Take $f \in (L^1(S^2),dS)$, then we have that $$\int_{S^2} |f| dS = \int_{S^2} |f| \sin^2 (\theta) d \theta d \phi < \infty,$$ right?
Now, assuming that $f$ is the solution to a PDE on $S^2$, like $\Delta_{\theta,\phi}f=0$. Does this mean now that if I substitute for example this $$f = g_1(\phi)g_2(\theta) \frac{1}{\sin(\theta)}$$ in the PDE , that my new spaces for the two ODEs with respect to $g_1$ and $g_2$ are given by $L^1([0,\pi], \sin(\theta) d\theta)$ and $L^1 ([0,2\pi],d \phi)$? ( And if I had substituted ($f = g_1(\phi)g_2(\theta) $) it would have been $L^1([0,\pi], \sin^2(\theta) d\theta)$ and $L^1 ([0,2\pi],d \phi)$?)
By the way: Is the notion of Substitution correct, that every diffeomorphism $\Phi$ gives rise to a unitary map $L^1 ( \Omega, d\lambda) \rightarrow L^1(\Phi(\Omega),|\det \Phi'| d \lambda)$?
Sorry, is it so confusing what I want to ask?

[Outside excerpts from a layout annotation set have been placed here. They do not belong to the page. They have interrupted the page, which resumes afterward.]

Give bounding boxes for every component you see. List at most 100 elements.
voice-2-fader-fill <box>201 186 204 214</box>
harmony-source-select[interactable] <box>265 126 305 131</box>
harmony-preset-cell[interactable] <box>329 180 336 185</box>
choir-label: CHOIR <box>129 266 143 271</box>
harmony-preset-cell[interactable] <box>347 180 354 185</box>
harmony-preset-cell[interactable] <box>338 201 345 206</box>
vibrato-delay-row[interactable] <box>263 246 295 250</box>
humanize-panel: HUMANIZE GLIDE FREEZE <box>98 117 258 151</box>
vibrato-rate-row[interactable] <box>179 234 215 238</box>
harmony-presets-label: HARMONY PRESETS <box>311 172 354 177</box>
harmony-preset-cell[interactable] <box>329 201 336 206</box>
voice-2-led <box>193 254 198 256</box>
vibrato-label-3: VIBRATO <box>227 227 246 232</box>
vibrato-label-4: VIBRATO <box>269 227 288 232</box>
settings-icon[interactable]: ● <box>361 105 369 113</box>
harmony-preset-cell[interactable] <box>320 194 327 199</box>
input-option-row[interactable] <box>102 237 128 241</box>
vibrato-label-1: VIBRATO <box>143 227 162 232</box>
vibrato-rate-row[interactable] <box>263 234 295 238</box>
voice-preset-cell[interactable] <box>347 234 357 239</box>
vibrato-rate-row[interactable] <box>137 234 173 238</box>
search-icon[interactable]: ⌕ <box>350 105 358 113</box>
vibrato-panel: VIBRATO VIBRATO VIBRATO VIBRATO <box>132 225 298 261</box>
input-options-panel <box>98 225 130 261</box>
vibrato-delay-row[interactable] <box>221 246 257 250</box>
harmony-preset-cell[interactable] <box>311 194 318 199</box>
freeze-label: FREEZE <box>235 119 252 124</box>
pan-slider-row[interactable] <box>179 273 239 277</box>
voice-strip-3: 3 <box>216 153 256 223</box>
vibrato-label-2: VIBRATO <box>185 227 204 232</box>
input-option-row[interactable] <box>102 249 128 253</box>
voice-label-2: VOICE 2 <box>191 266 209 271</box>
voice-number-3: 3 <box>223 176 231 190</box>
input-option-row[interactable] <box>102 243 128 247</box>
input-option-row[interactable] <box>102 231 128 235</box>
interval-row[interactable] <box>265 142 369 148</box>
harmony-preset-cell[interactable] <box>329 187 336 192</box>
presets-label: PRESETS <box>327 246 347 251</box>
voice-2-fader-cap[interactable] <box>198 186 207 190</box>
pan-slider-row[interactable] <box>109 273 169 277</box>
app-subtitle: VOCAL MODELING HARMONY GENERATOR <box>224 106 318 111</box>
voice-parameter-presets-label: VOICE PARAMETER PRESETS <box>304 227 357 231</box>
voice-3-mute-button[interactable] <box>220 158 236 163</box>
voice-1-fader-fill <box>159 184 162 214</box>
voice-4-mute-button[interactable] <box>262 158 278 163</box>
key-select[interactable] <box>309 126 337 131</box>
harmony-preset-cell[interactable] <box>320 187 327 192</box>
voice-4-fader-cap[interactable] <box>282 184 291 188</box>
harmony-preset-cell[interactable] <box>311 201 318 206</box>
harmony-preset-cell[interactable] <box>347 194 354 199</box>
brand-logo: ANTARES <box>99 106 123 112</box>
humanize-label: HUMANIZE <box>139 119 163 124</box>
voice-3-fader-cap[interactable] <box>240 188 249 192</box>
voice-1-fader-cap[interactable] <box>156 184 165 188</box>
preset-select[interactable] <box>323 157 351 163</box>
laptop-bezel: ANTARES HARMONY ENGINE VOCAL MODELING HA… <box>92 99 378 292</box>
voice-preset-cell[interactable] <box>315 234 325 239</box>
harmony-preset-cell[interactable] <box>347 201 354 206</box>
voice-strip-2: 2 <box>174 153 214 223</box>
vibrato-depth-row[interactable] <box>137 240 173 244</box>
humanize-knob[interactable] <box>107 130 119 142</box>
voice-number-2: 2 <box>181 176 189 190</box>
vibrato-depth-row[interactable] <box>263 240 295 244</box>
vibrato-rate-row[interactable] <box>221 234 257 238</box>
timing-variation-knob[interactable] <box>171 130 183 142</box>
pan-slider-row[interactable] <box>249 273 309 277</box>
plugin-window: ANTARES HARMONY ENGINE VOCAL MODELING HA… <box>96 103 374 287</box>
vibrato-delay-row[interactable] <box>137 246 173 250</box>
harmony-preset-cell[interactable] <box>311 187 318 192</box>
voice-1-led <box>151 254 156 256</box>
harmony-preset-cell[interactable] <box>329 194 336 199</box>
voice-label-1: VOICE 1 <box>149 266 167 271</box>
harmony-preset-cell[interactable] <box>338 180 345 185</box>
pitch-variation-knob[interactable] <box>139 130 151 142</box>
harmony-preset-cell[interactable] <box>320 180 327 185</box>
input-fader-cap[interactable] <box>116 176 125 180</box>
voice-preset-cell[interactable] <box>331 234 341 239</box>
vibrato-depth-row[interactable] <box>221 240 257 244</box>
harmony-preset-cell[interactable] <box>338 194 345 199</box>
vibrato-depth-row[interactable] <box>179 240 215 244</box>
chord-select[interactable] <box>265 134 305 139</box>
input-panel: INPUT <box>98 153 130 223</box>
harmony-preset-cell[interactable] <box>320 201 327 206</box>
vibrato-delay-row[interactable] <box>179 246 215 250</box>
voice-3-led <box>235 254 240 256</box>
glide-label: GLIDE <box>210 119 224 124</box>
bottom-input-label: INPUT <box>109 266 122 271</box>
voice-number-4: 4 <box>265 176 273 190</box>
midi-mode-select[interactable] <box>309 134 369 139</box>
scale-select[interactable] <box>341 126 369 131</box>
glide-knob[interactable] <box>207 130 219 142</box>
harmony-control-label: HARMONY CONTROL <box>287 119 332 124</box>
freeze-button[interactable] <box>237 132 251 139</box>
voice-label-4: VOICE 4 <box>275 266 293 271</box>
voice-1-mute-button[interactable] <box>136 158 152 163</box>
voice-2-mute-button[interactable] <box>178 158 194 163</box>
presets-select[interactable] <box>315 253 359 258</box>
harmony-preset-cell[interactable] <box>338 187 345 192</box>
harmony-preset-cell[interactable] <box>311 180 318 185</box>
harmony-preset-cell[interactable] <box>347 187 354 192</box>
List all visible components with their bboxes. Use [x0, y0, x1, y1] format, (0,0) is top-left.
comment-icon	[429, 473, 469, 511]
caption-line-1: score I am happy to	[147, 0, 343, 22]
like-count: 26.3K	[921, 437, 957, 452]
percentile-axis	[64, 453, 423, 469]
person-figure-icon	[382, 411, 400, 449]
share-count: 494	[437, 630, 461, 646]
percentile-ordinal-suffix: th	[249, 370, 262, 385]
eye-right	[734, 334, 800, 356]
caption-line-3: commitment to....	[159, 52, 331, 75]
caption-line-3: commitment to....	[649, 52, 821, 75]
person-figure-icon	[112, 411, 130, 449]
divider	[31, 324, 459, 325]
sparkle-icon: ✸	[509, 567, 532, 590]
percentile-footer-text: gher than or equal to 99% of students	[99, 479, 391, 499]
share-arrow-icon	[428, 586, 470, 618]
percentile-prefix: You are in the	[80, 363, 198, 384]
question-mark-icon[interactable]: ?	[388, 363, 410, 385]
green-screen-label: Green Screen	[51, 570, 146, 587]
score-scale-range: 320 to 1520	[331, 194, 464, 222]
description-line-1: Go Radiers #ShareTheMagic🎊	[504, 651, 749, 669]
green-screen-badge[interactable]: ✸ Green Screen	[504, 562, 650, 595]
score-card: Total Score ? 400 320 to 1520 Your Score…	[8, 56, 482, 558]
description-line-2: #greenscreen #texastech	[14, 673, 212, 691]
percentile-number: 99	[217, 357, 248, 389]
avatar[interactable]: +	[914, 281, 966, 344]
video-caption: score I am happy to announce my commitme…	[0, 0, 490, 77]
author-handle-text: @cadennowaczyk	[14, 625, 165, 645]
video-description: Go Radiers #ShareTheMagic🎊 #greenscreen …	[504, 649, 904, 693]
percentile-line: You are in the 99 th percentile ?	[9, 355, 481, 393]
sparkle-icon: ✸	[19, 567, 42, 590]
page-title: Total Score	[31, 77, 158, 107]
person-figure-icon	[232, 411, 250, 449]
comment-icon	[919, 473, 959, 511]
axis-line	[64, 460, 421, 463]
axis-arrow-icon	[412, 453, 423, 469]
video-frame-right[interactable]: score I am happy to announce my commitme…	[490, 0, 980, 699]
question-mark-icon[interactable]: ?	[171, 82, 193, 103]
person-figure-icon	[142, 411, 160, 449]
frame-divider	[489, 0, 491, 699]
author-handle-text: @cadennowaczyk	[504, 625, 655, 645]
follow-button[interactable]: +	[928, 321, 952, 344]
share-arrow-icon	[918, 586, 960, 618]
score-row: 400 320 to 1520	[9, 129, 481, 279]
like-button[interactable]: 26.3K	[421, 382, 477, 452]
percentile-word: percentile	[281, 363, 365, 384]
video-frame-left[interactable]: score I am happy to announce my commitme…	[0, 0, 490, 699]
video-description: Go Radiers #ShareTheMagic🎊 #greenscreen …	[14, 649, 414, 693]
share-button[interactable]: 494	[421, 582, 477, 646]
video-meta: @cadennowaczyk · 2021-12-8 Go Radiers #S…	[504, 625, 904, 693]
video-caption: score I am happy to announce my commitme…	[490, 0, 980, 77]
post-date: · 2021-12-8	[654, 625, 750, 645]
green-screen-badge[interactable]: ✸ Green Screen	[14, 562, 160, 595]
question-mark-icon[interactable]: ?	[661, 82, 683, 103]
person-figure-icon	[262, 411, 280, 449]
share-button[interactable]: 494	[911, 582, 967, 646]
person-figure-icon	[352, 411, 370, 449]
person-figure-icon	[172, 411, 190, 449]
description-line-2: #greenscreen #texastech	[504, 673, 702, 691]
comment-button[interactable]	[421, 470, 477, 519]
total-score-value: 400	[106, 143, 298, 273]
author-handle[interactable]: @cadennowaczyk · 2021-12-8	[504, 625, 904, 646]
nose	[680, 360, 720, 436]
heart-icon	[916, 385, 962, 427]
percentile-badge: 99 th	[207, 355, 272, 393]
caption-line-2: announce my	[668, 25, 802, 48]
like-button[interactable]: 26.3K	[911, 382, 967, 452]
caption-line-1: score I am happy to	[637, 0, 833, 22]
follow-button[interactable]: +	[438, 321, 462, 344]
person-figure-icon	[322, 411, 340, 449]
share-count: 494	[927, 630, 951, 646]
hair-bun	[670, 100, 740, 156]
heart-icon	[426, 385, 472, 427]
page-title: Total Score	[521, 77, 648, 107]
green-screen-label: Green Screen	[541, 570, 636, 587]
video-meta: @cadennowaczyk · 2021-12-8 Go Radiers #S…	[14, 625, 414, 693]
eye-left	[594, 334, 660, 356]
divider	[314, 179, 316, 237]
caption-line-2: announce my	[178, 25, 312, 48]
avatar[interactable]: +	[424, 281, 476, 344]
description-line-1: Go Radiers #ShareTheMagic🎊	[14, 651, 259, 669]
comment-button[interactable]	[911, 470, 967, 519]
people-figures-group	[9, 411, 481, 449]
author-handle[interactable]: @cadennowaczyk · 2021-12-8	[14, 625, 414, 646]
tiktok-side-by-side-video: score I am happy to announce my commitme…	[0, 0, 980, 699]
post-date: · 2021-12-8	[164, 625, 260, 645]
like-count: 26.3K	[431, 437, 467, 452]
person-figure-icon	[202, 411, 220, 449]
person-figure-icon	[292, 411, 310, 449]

Spherical coordinates: $$ x = r\sin\theta\cos\phi,\;\; y =r\sin\theta\sin\phi,\;\;z=r\cos\theta. $$ Restrict to $r=1$. The tangent vectors $$ \frac{\partial}{\partial\theta}(x,y,z)=(\cos\theta\cos\phi,\cos\theta\sin\phi,-\sin\theta)\\ \frac{\partial}{\partial\phi}(x,y,z) = (-\sin\theta\sin\phi,\sin\theta\cos\phi,0). $$ The tangent vectors are orthogonal. So the area element, which is the magnitude of the cross product, is the product of the lengths of these gradient vectors, which is $$ 1\cdot\sin\theta. $$ So the scalar area element is $\sin\theta\,d\theta\,d\phi$. You have an extra $\sin\theta$ factor running around.